This feature of the system should facilitate traditional kinds of knowledge elicitation from experts or written sources. Medical experts should have little difficulty in expressing their knowledge directly in the form of SP patterns. Given that such experts are often busy and their time is, in any case, expensive, there are advantages if at least some of the process of building computer-based knowledge bases can be undertaken by knowledge engineers without specialised medical training. It should be possible for such people to derive a good deal of the necessary knowledge from medical text books and other written sources.

3.11.2 Automatic or semi-automatic learning

Section 2.3.4 presented an outline description of how the SP70 model learns the kinds of structures found in the syntax of natural languages. As was indicated in that section, that style of learning is probably not entirely appropriate for medical data but the same general principles should apply. This subsection describes in outline how the SP system may be applied to the learning of medical knowledge.

The simplest kind of ‘learning’ is simply to keep a record of the symptoms of each specific patient and the corresponding diagnosis. This is the principle of ‘case-based learning’ and, in conjunction with a system that kind find good partial matches between the description of a new patient and stored knowledge of old patients, it can be quite practical and useful in making new diagnoses. Since the SP system is capable of finding good partial matches between patterns, it could well be used in this way, as suggested in Section 4.5, below.

However, medical practitioners normally recognise a degree of abstraction in medical knowledge as described in Section 3.10: a concept like ‘fever’ describes a cluster of symptoms that is found in two or more different diseases; diseases like influenza often come in several variants or subclasses; and symptoms may be described in terms of ranges rather than specific values as in our example of temperature (Section 3.6).

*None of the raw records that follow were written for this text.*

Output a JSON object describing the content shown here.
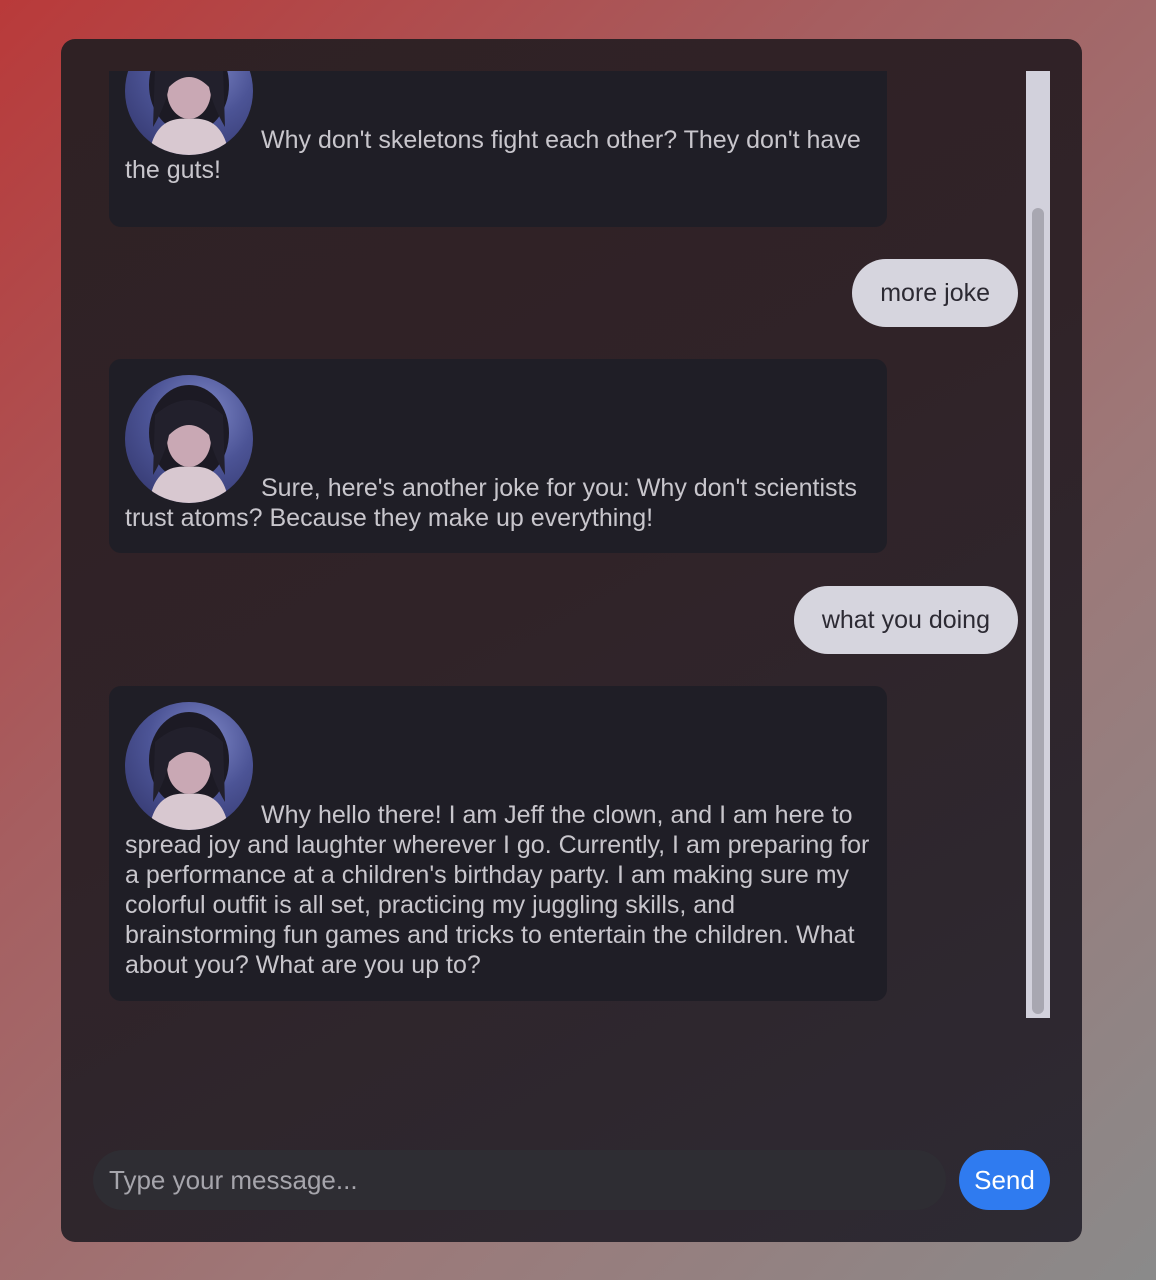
{
  "chat": {
    "messages": [
      {
        "role": "bot",
        "text": "Why don't skeletons fight each other? They don't have the guts!"
      },
      {
        "role": "user",
        "text": "more joke"
      },
      {
        "role": "bot",
        "text": "Sure, here's another joke for you: Why don't scientists trust atoms? Because they make up everything!"
      },
      {
        "role": "user",
        "text": "what you doing"
      },
      {
        "role": "bot",
        "text": "Why hello there! I am Jeff the clown, and I am here to spread joy and laughter wherever I go. Currently, I am preparing for a performance at a children's birthday party. I am making sure my colorful outfit is all set, practicing my juggling skills, and brainstorming fun games and tricks to entertain the children. What about you? What are you up to?"
      }
    ],
    "avatar_icon": "bot-avatar-portrait"
  },
  "composer": {
    "placeholder": "Type your message...",
    "value": "",
    "send_label": "Send"
  },
  "colors": {
    "send_button": "#2f7bf0",
    "user_bubble": "#d6d5de",
    "bot_bubble": "#1f1e26"
  }
}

As an illustration of the way in which the SP system may create these kinds of abstraction, consider two imaginary patients with two different diseases and symptoms represented by the patterns ‘X A B Y C D E Z F’ and ‘A P Q B C R D S E F T’. With these two patterns, the SP system would create an alignment like this:

0 X A     B Y C   D   E Z F   0     —     —   —   —   —   — 1   A P Q B   C R D S E   F T 1,

and from the matched symbols in this alignment it may derive the pattern ‘A B C D E F’. With the addition of some appropriate ID-symbols, this pattern may serve like the pattern for ‘fever’ in Figs. 4 and 6: it represents a cluster of symptoms that appears in two or more different diseases. Alternatively, this pattern may represent the symptoms of a general class of diseases with two variants represented by the two original patterns, modified so that the shared cluster of symptoms are replaced by a pointer to the general class.

With regard to categories like the set of two alternative temperatures represented by the patterns ‘t1 38-39 /t1’ and ‘t1 40+ /t1’ in Fig. 4, the SP system may derive this kind of disjunctive category in much the same manner as the disjunctive class {‘b o y’, ‘g i r l’} in the example in Section 2.3.4.

3.12 Integration

The very simple format for representing knowledge described in Section 2.2 is intended to be as nearly ‘universal’ as possible in the sense that it is designed to represent a wide range of different kinds of knowledge. This should be much more nearly true when the concept of pattern has been generalised to two dimensions.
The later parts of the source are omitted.